Latihan dan Latihan

Seorang prajurit melakukan latihan setiap hari untuk melatih kemampuannya dalam menghadapi berbagai kondisi penugasan. Pada saat mendapatkan penugasan, prajurit sudah terbiasa dengan berbagai kondisi yang telah dipelajari setiap hari. Sudah menjadi tugas mereka untuk terus berlatih menghadapi setiap medan, berlatih menghadapi tantangan dan berlatih menghadapi risiko penugasan.
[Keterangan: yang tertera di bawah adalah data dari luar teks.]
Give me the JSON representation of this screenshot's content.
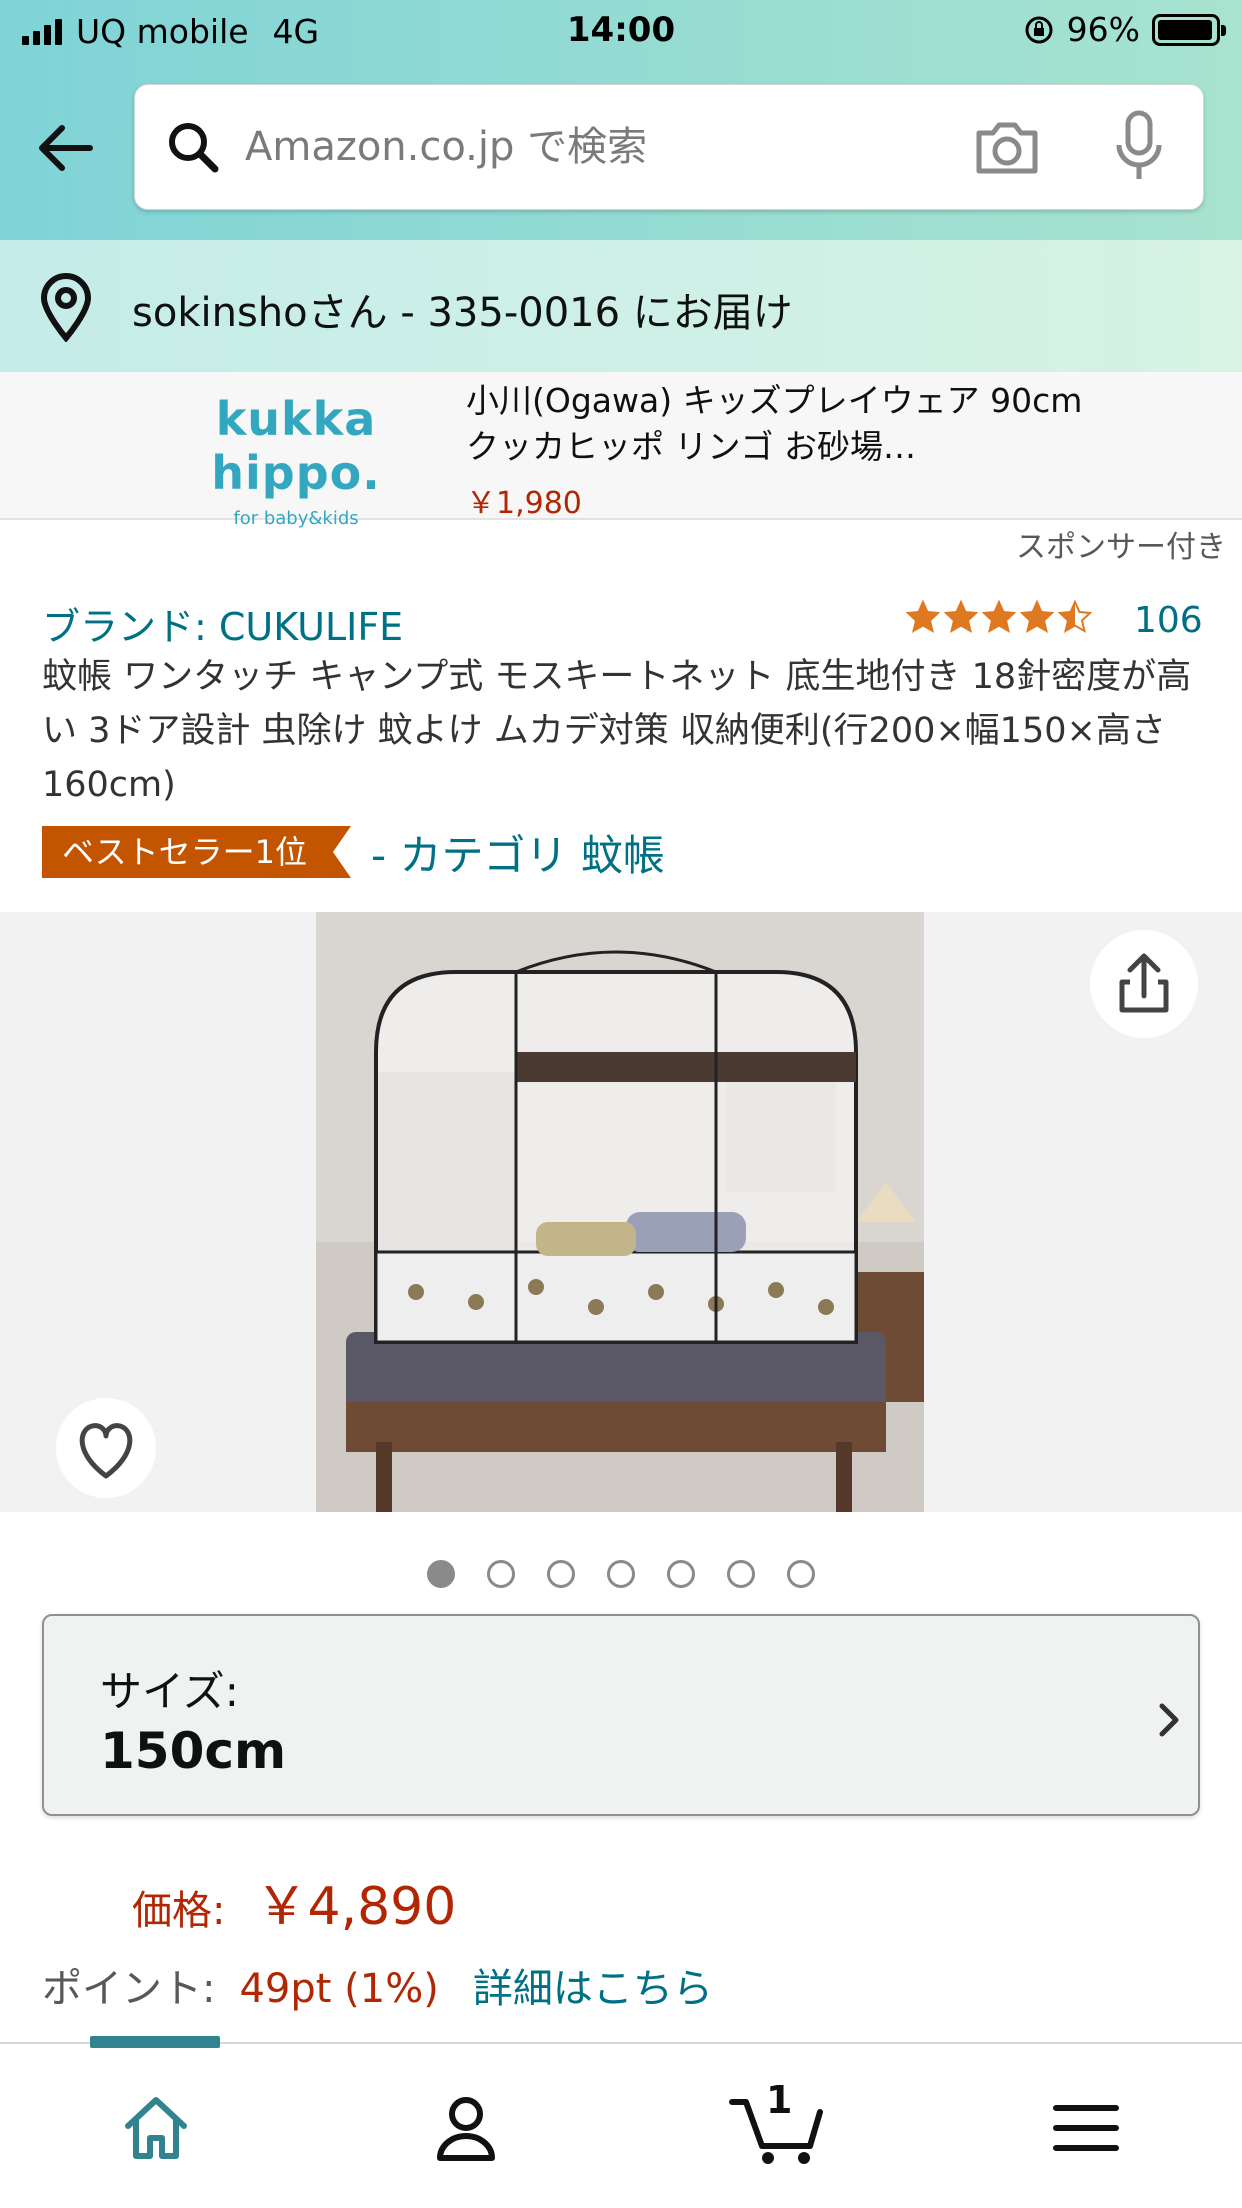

Walaupun mereka menyadari bahwa kondisi perang belum tentu terjadi, akan tetapi mereka tetap harus melatih diri sebagai antisipasi.

Begitu juga yang terjadi dengan agent contact center, setiap hari mereka akan menghadapi situasi belajar dan berlatih. Walaupun mereka menyadari bahwa suatu informasi jarang ditanyakan atau suatu kasus jarang terjadi, akan tetapi mereka harus terus melatih diri. Kondisi yang tidak nyaman tentunya dialami, jika tidak mampu memberikan informasi kepada pelanggan. Bahkan tidak mampu menyelesaikan suatu masalah.

Dengan melatih diri akan meningkatkan pemahaman atas suatu kondisi atau permasalahan. Dengan melakukan simulasi kasus, maka akan dipahami hal-hal yang harus diperhatikan dan diantisipasi. Kebiasaan-kebiasaan dalam melayani perlu dilatih, sehingga tidak lupa dalam memberikan solusi dan edukasi kepada pelanggan. Kalau tidak latihan memberikan edukasi, biasanya agent hanya sebatas menyampaikan informasi dan merasa bahwa sudah melaksanakan tugasnya.

Ada kalanya kita harus memperhatikan adanya informasi yang berisiko dan perlu ditambahkan sebagai penjelasan. Bersikap proaktif untuk memberikan edukasi, sehingga pelanggan mendapatkan manfaat lebih banyak atas penjelasan yang diberikan. Bersikap proaktif seperti ini harus dilatih dalam berbagai kondisi, sehingga menjadi kebiasaan dan melekat pada setiap pelayanan. Sekaligus ada kalanya perlu melatih untuk melakukan cross selling atau up selling.

Namun biasanya kita akan belajar pada saat berada pada sesi pelatihan atau ditugaskan untuk belajar. Begitu juga kita akan mempelajari sesuatu, jika dihadapkan pada masalah. Seakan harus ada trigger untuk memacu kita untuk belajar dan latihan. Sedikit diantara kita yang mau belajar secara mandiri atau mempelajari suatu hal baru. Kita lebih cenderung untuk menunggu seseorang mengajarkan atau memberikan petunjuk atau menugaskan kita untuk belajar.

Hari ini ada tryout persiapan lomba individual The Best Contact Center Indonesia 2020. Kami jadikan momentum untuk memaksa peserta, sehingga mau belajar dan berlatih. Memahami bahwa berbagai hal dapat dipelajaro mengenai contact center dan berharap dapat diterapkan dalam pekerjaan. Jika hanya ikut menyelesaikan soal-soal, maka mereka akan mendapatkan sedikit manfaat. Namun jika mereka bisa menemukan bahwa mereka telah dipacu untuk mempelajari sisi tertentu dari berbagai aspek operasional contact center.

Hal ini hanya sebuah proses trigger yang dapat kami lakukan. Selebihnya akan terpulang pada kebijakan manajemen serta kemauan masing-masing individu dalam menjalani proses belajar dan berlatih ini. Ayo, latihan dan tetap semangat. #CelotehPagi (AA)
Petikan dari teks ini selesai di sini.